Furthermore, we only detected the upregulation of miR-326-3p in skin fibroblasts after cocultured with senescence endothelial cell and their extracellular vesicles in this study;, the other miRNAs in the senescence endothelial cell-derived extracellular vesicles have yet to be defined. Hence, they are likely to be secreted into the bloodstream and then passed to skin tissues other than skin fibroblasts, and senescence endothelial cell regulation inevitably leads to an increase in their composition, a result that cannot be disputed.

Evidence showed that cellular senescence is mainly dependent on extracellular vesicles [6, 31–33]. Thus, the function of miR-326-3p-mediated by endothelial cell-extracellular vesicles in the skin aging process is warranted in this study. In this study, miR-326-3p interfered with the TLR4 signaling pathway, resulting in the acceleration of skin fibroblast senescence. TLR4 mRNA expression was weakened by miR-326-3p.

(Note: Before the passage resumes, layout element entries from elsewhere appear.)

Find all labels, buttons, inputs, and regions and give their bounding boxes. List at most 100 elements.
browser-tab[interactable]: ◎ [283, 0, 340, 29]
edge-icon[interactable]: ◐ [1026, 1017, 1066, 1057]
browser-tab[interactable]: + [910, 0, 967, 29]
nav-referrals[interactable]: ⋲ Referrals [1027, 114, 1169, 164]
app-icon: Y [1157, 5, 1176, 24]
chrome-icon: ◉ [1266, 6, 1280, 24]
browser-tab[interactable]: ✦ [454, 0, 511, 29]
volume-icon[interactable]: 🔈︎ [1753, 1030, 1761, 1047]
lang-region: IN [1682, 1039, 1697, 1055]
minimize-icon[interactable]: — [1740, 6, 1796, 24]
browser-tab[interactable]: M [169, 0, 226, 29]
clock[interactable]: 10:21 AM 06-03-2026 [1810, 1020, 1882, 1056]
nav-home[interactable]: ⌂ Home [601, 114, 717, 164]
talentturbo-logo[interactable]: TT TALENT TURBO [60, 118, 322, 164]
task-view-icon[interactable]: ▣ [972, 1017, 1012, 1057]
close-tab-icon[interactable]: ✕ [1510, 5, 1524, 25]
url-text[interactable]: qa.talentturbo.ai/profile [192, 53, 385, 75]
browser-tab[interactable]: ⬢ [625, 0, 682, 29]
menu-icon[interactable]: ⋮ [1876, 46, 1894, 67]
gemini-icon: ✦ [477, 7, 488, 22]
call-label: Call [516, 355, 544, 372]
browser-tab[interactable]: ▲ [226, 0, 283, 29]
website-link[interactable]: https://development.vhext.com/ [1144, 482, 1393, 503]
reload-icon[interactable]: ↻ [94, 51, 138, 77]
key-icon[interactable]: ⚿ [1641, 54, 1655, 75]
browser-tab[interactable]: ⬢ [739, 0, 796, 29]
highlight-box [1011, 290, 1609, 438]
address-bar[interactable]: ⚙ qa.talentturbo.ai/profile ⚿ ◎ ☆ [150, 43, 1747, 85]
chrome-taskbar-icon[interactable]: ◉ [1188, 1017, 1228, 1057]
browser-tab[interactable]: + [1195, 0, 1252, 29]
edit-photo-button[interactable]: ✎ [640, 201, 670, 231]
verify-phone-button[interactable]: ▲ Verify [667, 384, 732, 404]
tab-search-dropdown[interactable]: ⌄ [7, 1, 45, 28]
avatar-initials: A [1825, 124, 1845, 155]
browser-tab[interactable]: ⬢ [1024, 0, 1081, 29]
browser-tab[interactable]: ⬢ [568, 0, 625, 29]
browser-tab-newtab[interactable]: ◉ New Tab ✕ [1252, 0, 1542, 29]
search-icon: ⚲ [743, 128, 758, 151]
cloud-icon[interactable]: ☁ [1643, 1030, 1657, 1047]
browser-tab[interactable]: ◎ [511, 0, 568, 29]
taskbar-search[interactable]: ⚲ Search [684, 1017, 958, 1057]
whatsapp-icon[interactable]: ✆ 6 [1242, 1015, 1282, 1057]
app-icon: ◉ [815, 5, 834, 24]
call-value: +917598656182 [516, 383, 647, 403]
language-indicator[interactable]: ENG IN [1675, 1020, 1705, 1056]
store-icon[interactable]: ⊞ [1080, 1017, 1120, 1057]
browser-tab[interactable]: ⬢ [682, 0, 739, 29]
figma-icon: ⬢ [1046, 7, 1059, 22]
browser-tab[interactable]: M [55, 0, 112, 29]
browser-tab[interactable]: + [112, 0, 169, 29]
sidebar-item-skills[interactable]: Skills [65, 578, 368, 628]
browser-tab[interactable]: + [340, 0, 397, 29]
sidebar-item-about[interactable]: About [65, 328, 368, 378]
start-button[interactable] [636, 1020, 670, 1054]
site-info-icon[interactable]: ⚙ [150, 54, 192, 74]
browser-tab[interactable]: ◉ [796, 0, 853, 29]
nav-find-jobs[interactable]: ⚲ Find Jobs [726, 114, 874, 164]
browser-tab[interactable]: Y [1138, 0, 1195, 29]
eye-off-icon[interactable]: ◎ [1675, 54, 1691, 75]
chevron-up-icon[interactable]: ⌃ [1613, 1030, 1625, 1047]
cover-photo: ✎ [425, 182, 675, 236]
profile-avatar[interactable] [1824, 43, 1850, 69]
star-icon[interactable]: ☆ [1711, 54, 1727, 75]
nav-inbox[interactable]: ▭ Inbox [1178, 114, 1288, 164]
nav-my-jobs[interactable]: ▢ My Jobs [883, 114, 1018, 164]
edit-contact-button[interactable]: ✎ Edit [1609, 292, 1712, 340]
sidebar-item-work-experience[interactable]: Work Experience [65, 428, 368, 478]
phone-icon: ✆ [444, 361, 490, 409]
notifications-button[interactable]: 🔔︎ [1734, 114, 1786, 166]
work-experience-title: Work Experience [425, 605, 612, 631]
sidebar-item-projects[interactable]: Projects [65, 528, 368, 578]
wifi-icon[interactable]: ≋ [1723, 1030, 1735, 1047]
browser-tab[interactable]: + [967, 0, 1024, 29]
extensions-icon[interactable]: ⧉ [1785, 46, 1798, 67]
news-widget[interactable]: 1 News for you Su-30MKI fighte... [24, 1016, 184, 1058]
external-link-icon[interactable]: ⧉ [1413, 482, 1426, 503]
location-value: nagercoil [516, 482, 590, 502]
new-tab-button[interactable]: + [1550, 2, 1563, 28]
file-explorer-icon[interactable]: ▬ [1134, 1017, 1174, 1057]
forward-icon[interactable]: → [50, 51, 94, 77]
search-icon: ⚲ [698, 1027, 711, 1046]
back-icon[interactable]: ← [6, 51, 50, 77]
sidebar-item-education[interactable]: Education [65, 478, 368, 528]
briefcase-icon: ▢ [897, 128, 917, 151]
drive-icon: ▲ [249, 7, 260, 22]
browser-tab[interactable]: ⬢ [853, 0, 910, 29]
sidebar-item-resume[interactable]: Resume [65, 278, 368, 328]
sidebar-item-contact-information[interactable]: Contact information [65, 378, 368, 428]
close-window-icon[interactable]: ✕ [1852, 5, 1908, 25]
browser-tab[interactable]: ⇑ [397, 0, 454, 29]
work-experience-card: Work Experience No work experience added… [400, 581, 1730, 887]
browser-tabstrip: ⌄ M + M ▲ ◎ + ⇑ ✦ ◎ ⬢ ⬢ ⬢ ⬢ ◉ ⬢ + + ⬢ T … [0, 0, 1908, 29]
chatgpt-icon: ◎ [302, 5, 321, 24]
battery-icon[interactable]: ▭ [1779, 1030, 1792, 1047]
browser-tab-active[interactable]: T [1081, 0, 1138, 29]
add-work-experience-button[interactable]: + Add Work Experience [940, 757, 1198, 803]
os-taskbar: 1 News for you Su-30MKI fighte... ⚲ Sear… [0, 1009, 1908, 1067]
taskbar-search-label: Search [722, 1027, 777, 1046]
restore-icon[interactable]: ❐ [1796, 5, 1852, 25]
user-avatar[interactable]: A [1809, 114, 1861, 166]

There is a strong link between TLR4 and apoptosis in cells [34]. In the last report, miR-21 overexpression inhibits TLR4/NF-κB pathway and reduces apoptosis levels and inflammation incidence in rat cardiomyocytes [35]. Overexpression of miR-200b improved hepatic fibrosis by regulating TLR4 in vivo [36]. As a result, the collection between miR-326-3p and TLR4 expression was not previously described. Therefore, our studies have discovered a novel TLR4 regulatory mechanism.

In conclusion, we demonstrated that senescence endothelial cell-derived extracellular vesicles mediated miR-326-3p to modulate skin fibroblasts function via targeting TLR4. Further studies should investigate endothelial cell-derived extracellular vesicles as a potential novel curative target in skin aging.